Former Machakos Senator Johnson Muthama, also a member of the committee, claimed that even when the West made statements that were seen to support Mr Odinga’s bid, they were — behind the scenes — backing President Kenyatta.

“Raila is being blocked because of the independence of his mind, because he cannot be controlled by any foreign power,” Mr Muthama said.

The opposition has explained that Mr Odinga’s trip abroad has been to seek direct support and explain his actions to a larger audience and “without the filtering the envoys are bound to do”.

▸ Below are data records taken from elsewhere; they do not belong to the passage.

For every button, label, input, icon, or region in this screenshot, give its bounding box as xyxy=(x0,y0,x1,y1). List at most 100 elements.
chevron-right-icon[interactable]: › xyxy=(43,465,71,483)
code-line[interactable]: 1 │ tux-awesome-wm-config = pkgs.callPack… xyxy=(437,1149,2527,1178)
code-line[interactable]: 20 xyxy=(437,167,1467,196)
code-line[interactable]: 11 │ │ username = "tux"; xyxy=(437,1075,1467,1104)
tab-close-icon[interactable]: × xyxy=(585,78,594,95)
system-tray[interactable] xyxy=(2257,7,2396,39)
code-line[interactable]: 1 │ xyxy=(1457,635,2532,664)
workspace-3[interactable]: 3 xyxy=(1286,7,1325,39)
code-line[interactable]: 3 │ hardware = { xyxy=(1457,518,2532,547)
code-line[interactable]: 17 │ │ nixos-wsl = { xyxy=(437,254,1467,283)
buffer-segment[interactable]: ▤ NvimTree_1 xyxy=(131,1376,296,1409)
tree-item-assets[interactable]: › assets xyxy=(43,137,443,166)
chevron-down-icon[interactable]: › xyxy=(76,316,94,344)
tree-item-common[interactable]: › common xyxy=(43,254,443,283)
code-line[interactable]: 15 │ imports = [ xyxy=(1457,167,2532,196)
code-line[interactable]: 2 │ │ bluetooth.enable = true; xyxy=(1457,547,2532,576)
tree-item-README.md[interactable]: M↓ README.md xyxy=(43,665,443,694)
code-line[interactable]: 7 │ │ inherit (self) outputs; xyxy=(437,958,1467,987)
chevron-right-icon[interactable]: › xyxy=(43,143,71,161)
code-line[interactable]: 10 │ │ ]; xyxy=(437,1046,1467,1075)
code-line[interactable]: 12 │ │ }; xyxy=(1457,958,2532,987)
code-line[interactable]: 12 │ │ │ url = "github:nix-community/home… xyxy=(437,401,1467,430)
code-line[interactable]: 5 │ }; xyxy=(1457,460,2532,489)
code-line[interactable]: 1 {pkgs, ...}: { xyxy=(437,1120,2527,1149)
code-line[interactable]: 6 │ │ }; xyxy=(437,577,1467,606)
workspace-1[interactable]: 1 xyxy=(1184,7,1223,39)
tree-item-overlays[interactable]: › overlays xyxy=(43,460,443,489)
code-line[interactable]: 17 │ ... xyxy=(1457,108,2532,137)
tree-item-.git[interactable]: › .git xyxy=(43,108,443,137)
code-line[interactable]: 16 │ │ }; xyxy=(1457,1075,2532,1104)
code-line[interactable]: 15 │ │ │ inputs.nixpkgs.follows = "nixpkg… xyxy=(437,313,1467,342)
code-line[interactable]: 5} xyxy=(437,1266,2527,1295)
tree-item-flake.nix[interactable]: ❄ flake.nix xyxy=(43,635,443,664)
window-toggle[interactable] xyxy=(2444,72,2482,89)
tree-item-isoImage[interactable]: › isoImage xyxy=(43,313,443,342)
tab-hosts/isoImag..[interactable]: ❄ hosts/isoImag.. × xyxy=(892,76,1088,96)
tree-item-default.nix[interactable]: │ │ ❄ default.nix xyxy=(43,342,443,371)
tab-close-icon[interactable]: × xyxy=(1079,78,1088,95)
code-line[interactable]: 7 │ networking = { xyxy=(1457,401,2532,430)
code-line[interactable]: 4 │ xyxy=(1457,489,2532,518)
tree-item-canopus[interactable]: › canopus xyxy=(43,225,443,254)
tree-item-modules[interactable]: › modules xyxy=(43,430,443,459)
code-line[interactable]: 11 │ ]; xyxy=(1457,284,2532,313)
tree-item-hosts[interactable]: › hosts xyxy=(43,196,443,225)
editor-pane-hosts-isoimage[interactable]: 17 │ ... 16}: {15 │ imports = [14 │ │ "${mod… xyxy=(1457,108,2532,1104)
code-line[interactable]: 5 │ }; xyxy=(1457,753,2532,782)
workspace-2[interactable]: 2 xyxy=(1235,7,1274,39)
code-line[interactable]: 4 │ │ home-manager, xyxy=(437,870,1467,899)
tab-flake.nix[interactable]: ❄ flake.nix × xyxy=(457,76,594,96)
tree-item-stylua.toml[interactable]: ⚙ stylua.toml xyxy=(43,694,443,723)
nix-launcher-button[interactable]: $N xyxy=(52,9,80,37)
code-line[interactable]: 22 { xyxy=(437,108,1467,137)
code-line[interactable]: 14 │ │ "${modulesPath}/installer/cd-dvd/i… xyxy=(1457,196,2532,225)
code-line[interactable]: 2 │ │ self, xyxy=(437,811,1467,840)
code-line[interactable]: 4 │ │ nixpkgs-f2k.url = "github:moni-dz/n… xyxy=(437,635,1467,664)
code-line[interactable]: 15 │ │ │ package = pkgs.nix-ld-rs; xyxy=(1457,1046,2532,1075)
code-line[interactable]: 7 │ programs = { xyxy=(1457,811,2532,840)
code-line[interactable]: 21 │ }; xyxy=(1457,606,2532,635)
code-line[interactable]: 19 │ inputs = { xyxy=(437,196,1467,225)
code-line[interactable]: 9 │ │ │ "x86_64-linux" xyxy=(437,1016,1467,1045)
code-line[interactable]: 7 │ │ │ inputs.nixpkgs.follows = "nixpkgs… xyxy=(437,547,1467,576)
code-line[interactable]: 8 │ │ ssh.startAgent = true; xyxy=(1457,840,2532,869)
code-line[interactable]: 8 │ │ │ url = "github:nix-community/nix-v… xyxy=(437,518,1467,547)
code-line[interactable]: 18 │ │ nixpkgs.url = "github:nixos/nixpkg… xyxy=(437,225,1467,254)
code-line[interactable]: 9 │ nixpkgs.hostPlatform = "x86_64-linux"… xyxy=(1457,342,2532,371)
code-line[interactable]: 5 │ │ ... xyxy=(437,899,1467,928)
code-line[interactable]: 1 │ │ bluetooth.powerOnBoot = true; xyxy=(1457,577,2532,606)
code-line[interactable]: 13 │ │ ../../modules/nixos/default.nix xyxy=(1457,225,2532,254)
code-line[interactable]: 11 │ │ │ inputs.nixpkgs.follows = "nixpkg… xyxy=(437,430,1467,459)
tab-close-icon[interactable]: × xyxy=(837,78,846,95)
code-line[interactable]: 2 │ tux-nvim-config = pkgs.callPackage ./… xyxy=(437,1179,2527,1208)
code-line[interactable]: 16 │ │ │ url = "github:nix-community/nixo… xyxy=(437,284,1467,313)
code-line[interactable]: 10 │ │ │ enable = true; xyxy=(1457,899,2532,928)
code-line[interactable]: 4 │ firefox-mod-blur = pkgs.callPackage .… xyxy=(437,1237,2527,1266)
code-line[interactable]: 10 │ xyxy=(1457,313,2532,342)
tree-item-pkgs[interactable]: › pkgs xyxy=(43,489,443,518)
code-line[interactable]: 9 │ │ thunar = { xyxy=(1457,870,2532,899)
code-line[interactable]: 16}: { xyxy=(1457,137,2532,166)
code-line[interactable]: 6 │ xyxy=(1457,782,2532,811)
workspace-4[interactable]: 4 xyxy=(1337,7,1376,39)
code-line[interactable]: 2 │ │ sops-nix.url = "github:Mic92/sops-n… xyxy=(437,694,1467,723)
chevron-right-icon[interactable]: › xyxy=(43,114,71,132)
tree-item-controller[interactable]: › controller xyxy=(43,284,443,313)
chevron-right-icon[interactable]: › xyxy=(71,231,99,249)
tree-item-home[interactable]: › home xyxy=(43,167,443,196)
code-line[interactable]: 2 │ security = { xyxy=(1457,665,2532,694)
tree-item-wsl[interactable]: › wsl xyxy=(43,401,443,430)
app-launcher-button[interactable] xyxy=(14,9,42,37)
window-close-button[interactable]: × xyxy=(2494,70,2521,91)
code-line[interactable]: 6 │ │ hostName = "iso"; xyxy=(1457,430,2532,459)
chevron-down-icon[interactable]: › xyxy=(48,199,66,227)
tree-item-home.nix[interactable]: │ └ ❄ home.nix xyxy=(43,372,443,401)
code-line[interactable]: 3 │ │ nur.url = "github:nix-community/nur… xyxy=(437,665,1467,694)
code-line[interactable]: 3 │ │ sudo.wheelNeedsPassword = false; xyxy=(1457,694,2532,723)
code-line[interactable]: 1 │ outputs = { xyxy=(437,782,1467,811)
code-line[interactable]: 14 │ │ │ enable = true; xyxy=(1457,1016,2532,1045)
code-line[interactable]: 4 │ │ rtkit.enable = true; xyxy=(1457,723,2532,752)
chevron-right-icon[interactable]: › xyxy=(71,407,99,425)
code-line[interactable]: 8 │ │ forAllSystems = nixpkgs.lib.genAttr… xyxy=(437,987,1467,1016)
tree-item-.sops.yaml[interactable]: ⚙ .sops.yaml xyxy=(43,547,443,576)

The former prime minister met Mr Yamamoto Donald, the assistant secretary of State for African Affairs in the US administration, Mr Michael Phelan, the director of senate foreign relations committee, and Mr Greg Simpkins, director of House of Representatives subcommittee on Africa.

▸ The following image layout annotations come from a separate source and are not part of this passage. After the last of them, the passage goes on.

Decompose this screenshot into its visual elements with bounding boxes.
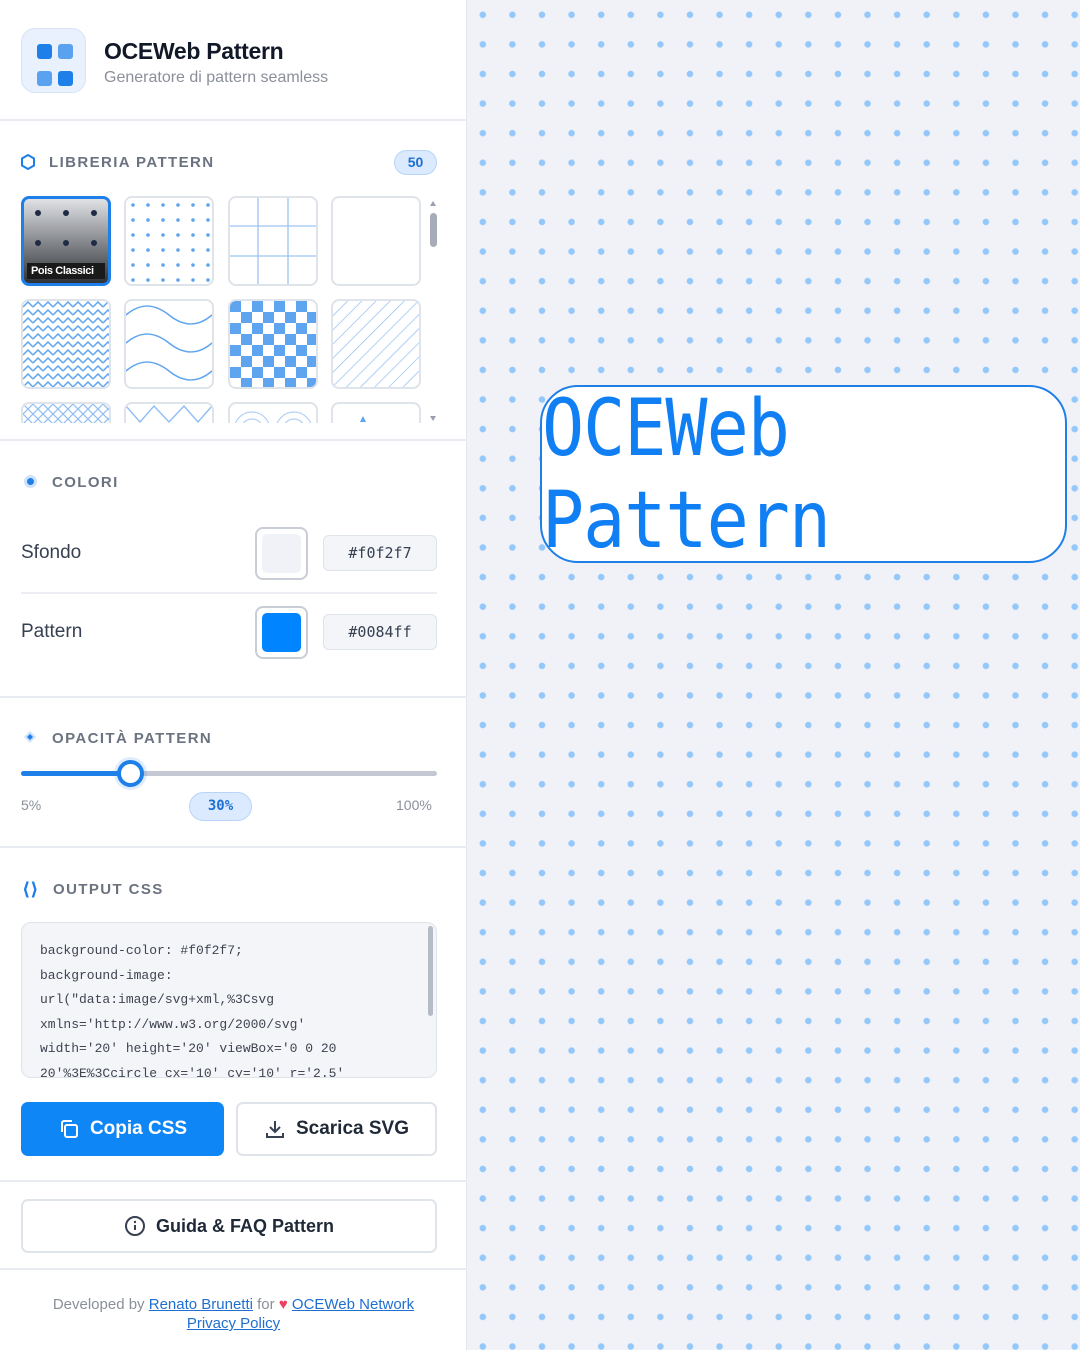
guide-faq-button[interactable]: Guida & FAQ Pattern [21,1199,437,1253]
diagonal-thumbnail-icon [333,301,419,387]
pattern-swatch-fill [262,613,301,652]
pattern-tile-checkerboard[interactable] [228,299,318,389]
triangles-thumbnail-icon [126,404,212,423]
scroll-thumb[interactable] [430,213,437,247]
active-tile-label: Pois Classici [27,263,105,279]
pattern-color-label: Pattern [21,621,83,642]
pattern-hex-input[interactable]: #0084ff [323,614,437,650]
preview-title-card: OCEWeb Pattern [540,382,1067,566]
app-subtitle: Generatore di pattern seamless [104,69,329,86]
pattern-color-swatch[interactable] [255,606,308,659]
opacity-min-label: 5% [21,797,42,813]
heart-icon: ♥ [278,1296,288,1313]
copy-icon [60,1120,78,1138]
pattern-tile-diagonal[interactable] [331,299,421,389]
pattern-tile-dots[interactable] [124,196,214,286]
app-header: OCEWeb Pattern Generatore di pattern sea… [0,0,466,121]
hexagon-icon [21,154,35,170]
small-dots-thumbnail-icon [126,198,212,284]
pattern-grid: Pois Classici [21,196,426,423]
guide-faq-label: Guida & FAQ Pattern [155,1215,335,1236]
scroll-up-icon[interactable] [430,201,436,206]
diamond-icon [24,731,36,743]
section-title-opacity: OPACITÀ PATTERN [52,730,213,747]
opacity-value-badge: 30% [189,792,252,821]
opacity-slider-fill [21,771,131,776]
author-link[interactable]: Renato Brunetti [149,1296,253,1313]
pattern-tile-waves[interactable] [124,299,214,389]
info-icon [124,1216,145,1236]
pattern-tile-triangles[interactable] [124,402,214,423]
pattern-tile-zigzag[interactable] [21,299,111,389]
code-scrollbar-thumb[interactable] [428,926,433,1016]
app-title: OCEWeb Pattern [104,38,284,64]
section-title-output: OUTPUT CSS [53,881,164,898]
grid-thumbnail-icon [230,198,316,284]
privacy-policy-link[interactable]: Privacy Policy [187,1315,280,1332]
waves-thumbnail-icon [126,305,212,381]
pattern-tile-circles[interactable] [228,402,318,423]
pattern-tile-plain[interactable] [331,196,421,286]
background-swatch-fill [262,534,301,573]
background-color-label: Sfondo [21,542,82,563]
pattern-tile-arrow[interactable] [331,402,421,423]
css-code-text: background-color: #f0f2f7; background-im… [40,943,345,1078]
scroll-down-icon[interactable] [430,416,436,421]
copy-css-button[interactable]: Copia CSS [21,1102,224,1156]
opacity-section: OPACITÀ PATTERN 5% 30% 100% [0,700,467,848]
download-icon [265,1121,284,1138]
color-row-divider [21,592,437,594]
library-scrollbar[interactable] [430,201,438,421]
section-title-library: LIBRERIA PATTERN [49,154,215,171]
opacity-slider-track[interactable] [21,771,437,776]
control-sidebar: OCEWeb Pattern Generatore di pattern sea… [0,0,467,1350]
footer: Developed by Renato Brunetti for ♥ OCEWe… [0,1295,467,1333]
pattern-tile-pois-classici[interactable]: Pois Classici [21,196,111,286]
copy-css-label: Copia CSS [89,1118,188,1139]
pattern-preview-area [468,0,1080,1350]
code-braces-icon: ⟨⟩ [22,879,39,899]
color-dot-icon [24,475,37,488]
download-svg-label: Scarica SVG [295,1118,410,1139]
section-title-colors: COLORI [52,474,119,491]
footer-divider [0,1268,467,1270]
pattern-count-badge: 50 [394,150,437,175]
preview-title-text: OCEWeb Pattern [542,382,831,566]
pattern-library-section: LIBRERIA PATTERN 50 Pois Classici [0,123,467,441]
pattern-tile-cross[interactable] [21,402,111,423]
opacity-max-label: 100% [396,797,432,813]
background-color-swatch[interactable] [255,527,308,580]
oceweb-network-link[interactable]: OCEWeb Network [292,1296,414,1313]
download-svg-button[interactable]: Scarica SVG [236,1102,437,1156]
footer-developed-by: Developed by [52,1296,145,1313]
cross-thumbnail-icon [23,404,109,423]
css-code-box[interactable]: background-color: #f0f2f7; background-im… [21,922,437,1078]
arrow-thumbnail-icon [360,416,366,422]
footer-for: for [257,1296,275,1313]
pattern-tile-grid[interactable] [228,196,318,286]
checkerboard-thumbnail-icon [230,301,316,387]
zigzag-thumbnail-icon [23,301,109,387]
circles-thumbnail-icon [234,411,312,423]
opacity-slider-thumb[interactable] [117,760,145,787]
background-hex-input[interactable]: #f0f2f7 [323,535,437,571]
app-logo-icon [21,28,86,93]
colors-section: COLORI Sfondo #f0f2f7 Pattern #0084ff [0,443,467,698]
output-css-section: ⟨⟩ OUTPUT CSS background-color: #f0f2f7;… [0,850,467,1182]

Further, he has also met US Senator Christopher Coons, one of the most influential voices in the senate on Africa, and who chairs the House Foreign Relations Sub-Committee on African Affairs.

He will also be stopping in London on his way back to Kenya, with his original return date shifted from Thursday to Friday.

Foreign envoys in Kenya have been busy over the past two years, helping get President Kenyatta to agree to negotiations that ended with the exit of former electoral commissioners from the agency then led by chairman Issack Hassan.

In the days before Nasa decided to challenge the result of the August 8 election at the Supreme Court, the UK, the US and the European Union exerted pressure on its leaders to seek a solution in court rather than the mass protests Mr Odinga and others reportedly wanted.

EU election observation mission boss Marietje Schaake confirmed at the time that she held meetings with the opposition chiefs.

The envoys also tried to intervene as the opposition escalated its demands for “irreducible minimums” before the repeat election.

In early October, they were reported to have reached out to Mr Odinga to scale down his demands and calls for mass protests to force changes at the electoral commission.